E o ano de 2013 deixou claro que com inflação não se brinca no Brasil. O país tem ainda introjetada a memória dos reajustes aleatórios – se a loja ao lado aumenta em 10% seus preços, o vizinho aumenta em 15% - que vigorou até 1994. E, nesse sentido, o Governo Rousseff foi bem intencionado, ao querer se desfazer do título de país com os maiores juros do mundo, que encarecem o crédito para o consumidor e o setor privado. Por isso, partiu numa cruzada pela queda de juros, que saíram de 12,50% em julho de 2011, e foram caindo gradativamente até ficar em 7,25% em outubro de 2012.

Os juros se mantiveram nesse patamar até abril de 2013, mas àquela altura o dragão inflacionário rugia alto e a inflação de 12 meses já ultrapassava o teto da meta de 6,5%. Foi preciso elevar as taxas novamente, que voltaram ao patamar de dois dígitos em novembro, com o incômodo título de maiores do mundo, quando o Banco Central elevou os juros a 10%. A inflação oficial, ao menos, arrefeceu, e deve fechar abaixo dos 6% neste ano.

“Se bobear, voltamos com a inflação”, afirma Frischtack. Não se trata de uma defesa pelos juros altos, como alguns integrantes do Governo alardeiam, pois de fato, muita gente ganhava dinheiro fácil nos tempos das taxas na alturas, apenas aplicando em papeis do mercado financeiro. Porém, é uma realidade que funciona como um vírus internalizado no DNA dos brasileiros, que lembra até o alcoolismo. Não se pode dar o primeiro gole ou todo o sacrifício para deixar de beber é desperdiçado.

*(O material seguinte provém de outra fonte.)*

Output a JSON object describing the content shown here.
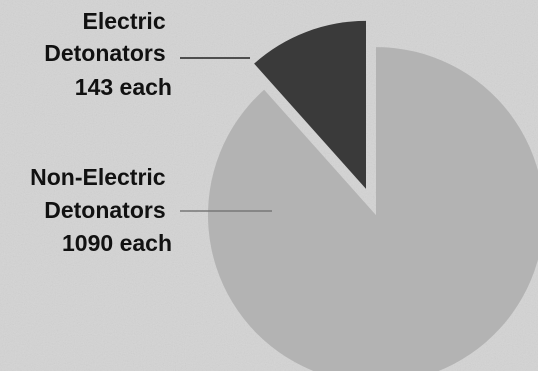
{
  "chart_data": {
    "type": "pie",
    "exploded": "Electric Detonators",
    "slices": [
      {
        "label_lines": [
          "Electric",
          "Detonators",
          "143 each"
        ],
        "value": 143,
        "color": "#3a3a3a"
      },
      {
        "label_lines": [
          "Non-Electric",
          "Detonators",
          "1090 each"
        ],
        "value": 1090,
        "color": "#b3b3b3"
      }
    ],
    "title": "",
    "legend": "none"
  }
}
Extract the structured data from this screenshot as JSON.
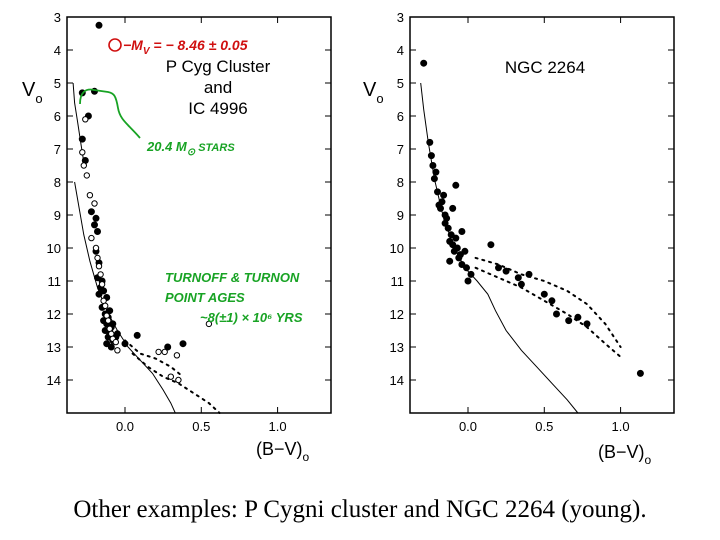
{
  "caption": "Other examples: P Cygni cluster and NGC 2264 (young).",
  "colors": {
    "ink": "#000000",
    "annotation": "#18a324",
    "paper": "#ffffff"
  },
  "chart_data": [
    {
      "type": "scatter",
      "title": "P Cyg Cluster",
      "title_line2": "and",
      "title_line3": "IC 4996",
      "xlabel": "(B−V)",
      "xlabel_sub": "o",
      "ylabel": "V",
      "ylabel_sub": "o",
      "xlim": [
        -0.38,
        1.35
      ],
      "ylim": [
        3,
        15
      ],
      "y_inverted": true,
      "xticks": [
        "0.0",
        "0.5",
        "1.0"
      ],
      "yticks": [
        "3",
        "4",
        "5",
        "6",
        "7",
        "8",
        "9",
        "10",
        "11",
        "12",
        "13",
        "14"
      ],
      "annotations": {
        "mv_label": "−M",
        "mv_sub": "V",
        "mv_value": " = − 8.46 ± 0.05",
        "mass_label": "20.4 M",
        "mass_sub": "⊙",
        "mass_suffix": "  STARS",
        "turnoff_line1": "TURNOFF  &  TURNON",
        "turnoff_line2": "POINT  AGES",
        "turnoff_line3": "~8(±1) × 10⁶  YRS"
      },
      "series": [
        {
          "name": "filled",
          "x": [
            -0.28,
            -0.2,
            -0.17,
            -0.24,
            -0.28,
            -0.26,
            -0.22,
            -0.19,
            -0.2,
            -0.18,
            -0.19,
            -0.17,
            -0.18,
            -0.15,
            -0.16,
            -0.17,
            -0.14,
            -0.12,
            -0.15,
            -0.1,
            -0.13,
            -0.11,
            -0.14,
            -0.12,
            -0.09,
            -0.13,
            -0.1,
            -0.11,
            -0.08,
            -0.12,
            -0.1,
            -0.06,
            -0.08,
            -0.05,
            -0.09,
            0.0,
            0.08,
            0.28,
            0.38
          ],
          "y": [
            5.3,
            5.25,
            3.25,
            6.0,
            6.7,
            7.35,
            8.9,
            9.1,
            9.3,
            9.5,
            10.1,
            10.45,
            10.9,
            11.0,
            11.2,
            11.4,
            11.3,
            11.5,
            11.8,
            11.9,
            12.0,
            12.1,
            12.2,
            12.3,
            12.4,
            12.5,
            12.6,
            12.7,
            12.8,
            12.9,
            12.5,
            12.7,
            12.3,
            12.6,
            13.0,
            12.9,
            12.65,
            13.0,
            12.9
          ]
        },
        {
          "name": "open",
          "x": [
            -0.26,
            -0.28,
            -0.27,
            -0.25,
            -0.23,
            -0.2,
            -0.22,
            -0.19,
            -0.18,
            -0.17,
            -0.16,
            -0.15,
            -0.14,
            -0.13,
            -0.12,
            -0.11,
            -0.1,
            -0.09,
            -0.08,
            -0.06,
            -0.05,
            0.22,
            0.26,
            0.34,
            0.3,
            0.35,
            0.55
          ],
          "y": [
            6.1,
            7.1,
            7.5,
            7.8,
            8.4,
            8.65,
            9.7,
            10.0,
            10.3,
            10.55,
            10.8,
            11.1,
            11.6,
            11.75,
            12.05,
            12.2,
            12.45,
            12.6,
            12.75,
            12.85,
            13.1,
            13.15,
            13.15,
            13.25,
            13.9,
            14.0,
            12.3
          ]
        }
      ],
      "isochrone": {
        "x": [
          -0.33,
          -0.3,
          -0.27,
          -0.23,
          -0.18,
          -0.12,
          -0.05,
          0.02,
          0.1,
          0.18,
          0.25,
          0.3,
          0.33
        ],
        "y": [
          8.0,
          8.8,
          9.6,
          10.4,
          11.2,
          11.9,
          12.5,
          13.0,
          13.4,
          13.8,
          14.3,
          14.7,
          15.0
        ]
      },
      "upper_dotted": {
        "x": [
          0.0,
          0.1,
          0.2,
          0.3,
          0.38
        ],
        "y": [
          12.8,
          13.2,
          13.35,
          13.6,
          13.9
        ]
      },
      "lower_dotted": {
        "x": [
          0.05,
          0.15,
          0.25,
          0.35,
          0.45,
          0.55,
          0.62
        ],
        "y": [
          13.2,
          13.6,
          13.9,
          14.1,
          14.4,
          14.7,
          15.0
        ]
      },
      "upper_track": {
        "x": [
          -0.34,
          -0.33,
          -0.31,
          -0.29,
          -0.27
        ],
        "y": [
          5.0,
          5.6,
          6.2,
          6.8,
          7.4
        ]
      }
    },
    {
      "type": "scatter",
      "title": "NGC 2264",
      "xlabel": "(B−V)",
      "xlabel_sub": "o",
      "ylabel": "V",
      "ylabel_sub": "o",
      "xlim": [
        -0.38,
        1.35
      ],
      "ylim": [
        3,
        15
      ],
      "y_inverted": true,
      "xticks": [
        "0.0",
        "0.5",
        "1.0"
      ],
      "yticks": [
        "3",
        "4",
        "5",
        "6",
        "7",
        "8",
        "9",
        "10",
        "11",
        "12",
        "13",
        "14"
      ],
      "series": [
        {
          "name": "filled",
          "x": [
            -0.29,
            -0.25,
            -0.24,
            -0.23,
            -0.22,
            -0.21,
            -0.2,
            -0.19,
            -0.18,
            -0.17,
            -0.16,
            -0.15,
            -0.14,
            -0.13,
            -0.12,
            -0.11,
            -0.1,
            -0.09,
            -0.08,
            -0.07,
            -0.06,
            -0.05,
            -0.04,
            -0.02,
            -0.01,
            0.0,
            0.15,
            0.2,
            0.25,
            0.33,
            0.35,
            0.4,
            0.5,
            0.55,
            0.58,
            0.66,
            0.72,
            0.78,
            1.13,
            -0.1,
            -0.04,
            -0.12,
            -0.08,
            0.02,
            -0.15
          ],
          "y": [
            4.4,
            6.8,
            7.2,
            7.5,
            7.9,
            7.7,
            8.3,
            8.7,
            8.8,
            8.6,
            8.4,
            9.0,
            9.1,
            9.4,
            9.8,
            9.6,
            9.9,
            10.1,
            9.7,
            10.0,
            10.3,
            10.2,
            10.5,
            10.1,
            10.6,
            11.0,
            9.9,
            10.6,
            10.7,
            10.9,
            11.1,
            10.8,
            11.4,
            11.6,
            12.0,
            12.2,
            12.1,
            12.3,
            13.8,
            8.8,
            9.5,
            10.4,
            8.1,
            10.8,
            9.25
          ]
        }
      ],
      "isochrone": {
        "x": [
          -0.31,
          -0.29,
          -0.26,
          -0.22,
          -0.17,
          -0.1,
          -0.02,
          0.06,
          0.13,
          0.18,
          0.25,
          0.35,
          0.45,
          0.55,
          0.65,
          0.72
        ],
        "y": [
          5.0,
          5.8,
          6.8,
          7.9,
          8.9,
          9.9,
          10.6,
          11.0,
          11.4,
          11.9,
          12.5,
          13.1,
          13.6,
          14.1,
          14.6,
          15.0
        ]
      },
      "upper_dotted": {
        "x": [
          0.05,
          0.2,
          0.35,
          0.5,
          0.65,
          0.78,
          0.9,
          1.0
        ],
        "y": [
          10.3,
          10.5,
          10.8,
          11.0,
          11.3,
          11.7,
          12.3,
          13.0
        ]
      },
      "lower_dotted": {
        "x": [
          0.05,
          0.2,
          0.35,
          0.5,
          0.65,
          0.78,
          0.9,
          1.0
        ],
        "y": [
          10.6,
          10.9,
          11.2,
          11.6,
          12.0,
          12.4,
          12.9,
          13.3
        ]
      }
    }
  ]
}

O mesmo vale para todos os fundamentos da economia, como os ruídos em torno do superávit primário, o controle da inflação e da administração dos gastos públicos. “É muito mais fácil perder a credibilidade do que ganhá-la”, completa o economista da InterB. A equipe de Rousseff corre para corrigir a rota do seu Governo. Se for premiada com a reeleição, terá mais quatro anos para reconquistá-la.